Phonon-induced two-axis spin squeezing with decoherence reduction in hybrid spin-optomechanical system
Feng Qiao, Zu-Jian Ying
TL;DR
This work presents a hybrid spin-optomechanical platform to realize Heisenberg-limited spin squeezing by engineering a Bogoliubov-type spin-spin interaction through dispersive elimination of the optical mode and a squeezing transformation of the phonon mode. By tuning a dissipation-related parameter $\Gamma$, the scheme interpolates between OAT, TAT, and weighted two-axis squeezing, enabling flexible control of squeezing dynamics. In the presence of spin dephasing and phonon dissipation, the authors derive both analytical and numerical bounds showing that the minimum achievable squeezing saturates to a finite limit in the large-$N$ limit, but parameter optimization recovers improved scaling with $N$ (e.g., $\xi_R^2 \propto N^{-0.6}$ for OAT and $\propto N^{-0.73}$ for TAT under mild thermal occupancy), along with shortened preparation times.
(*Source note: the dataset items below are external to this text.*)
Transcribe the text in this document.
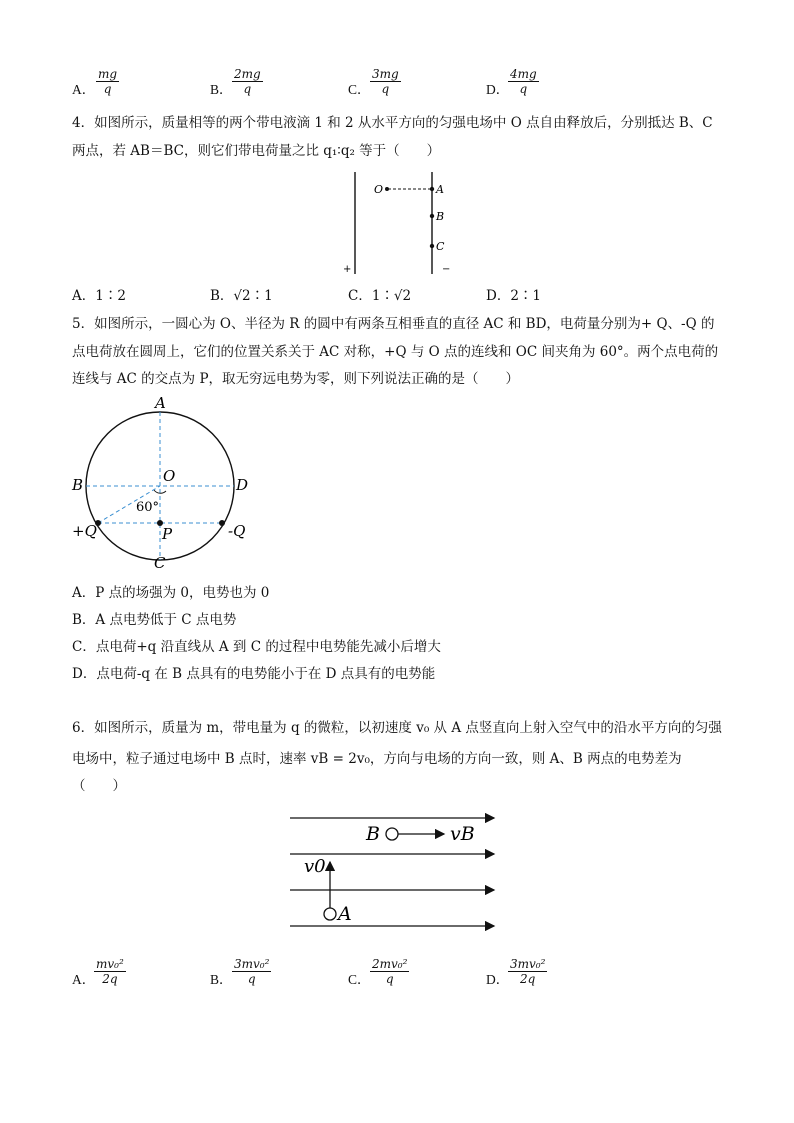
A． $\frac{mg}{q}$	B． $\frac{2mg}{q}$	C． $\frac{3mg}{q}$	D．
$\frac{4mg}{q}$
4．如图所示，质量相等的两个带电液滴 1 和 2 从水平方向的匀强电场中 O 点自由释放后，分别抵达 B、C
两点，若 AB＝BC，则它们带电荷量之比 q₁∶q₂ 等于（　　）
O	A
B
C
+	−
A．1∶2	B．√2∶1	C．1∶√2	D．2∶1
5．如图所示，一圆心为 O、半径为 R 的圆中有两条互相垂直的直径 AC 和 BD，电荷量分别为+ Q、-Q 的
点电荷放在圆周上，它们的位置关系关于 AC 对称，+Q 与 O 点的连线和 OC 间夹角为 60°。两个点电荷的
连线与 AC 的交点为 P，取无穷远电势为零，则下列说法正确的是（　　）
A
B	D
C
O
P
+Q	-Q
60°
A．P 点的场强为 0，电势也为 0
B．A 点电势低于 C 点电势
C．点电荷+q 沿直线从 A 到 C 的过程中电势能先减小后增大
D．点电荷-q 在 B 点具有的电势能小于在 D 点具有的电势能
6．如图所示，质量为 m，带电量为 q 的微粒，以初速度 v₀ 从 A 点竖直向上射入空气中的沿水平方向的匀强
电场中，粒子通过电场中 B 点时，速率 vB = 2v₀，方向与电场的方向一致，则 A、B 两点的电势差为
（　　）
B	vB
v0
A
A．
$\frac{\text{mv₀²}}{2q}$	B． $\frac{\text{3mv₀²}}{q}$	C． $\frac{\text{2mv₀²}}{q}$	D．
$\frac{\text{3mv₀²}}{2q}$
These insights illuminate the impact of dissipation on spin squeezing and point to optimized hybrid platforms as promising avenues for high-precision quantum metrology in many-body systems.
Abstract
We propose a scheme to implement Heisenberg-limited spin squeezing in a hybrid cavity optomechanical-spin system. In our system, $N$ two-level systems are coupled via Tavis-Cummings interactions to a mechanical resonator (MR) in a standard optomechanical setup. Within the dispersive coupling regime, adiabatic elimination of the optical mode induces a squeezing effect on the MR, which, in the squeezed representation, effectively transforms the collective spin operators into a Bogoliubov form. Under large detuning conditions, the phonon mode mediates interactions among the Bogoliubov collective spins, thereby enabling a two-axis twisting squeezing protocol through appropriate parameter tuning. Both theoretical analysis and numerical simulations show that in the presence of dephasing and phonon dissipation, the maximum squeezing degree asymptotically converges to a constant as $N$ increases, which implies the metrological precision asymptotically approaches the standard quantum limit without parameter optimization. Nevertheless, in parameter optimization we extract a scaling relation of the optimal squeezing which surpasses existing schemes in the literature. Moreover, the optimization also leads to a considerable reduction of the preparation time for the optimal squeezing. Our work may provide insights into dissipation effects in spin squeezing and offer a potential route for high-precision quantum metrology in many-body systems.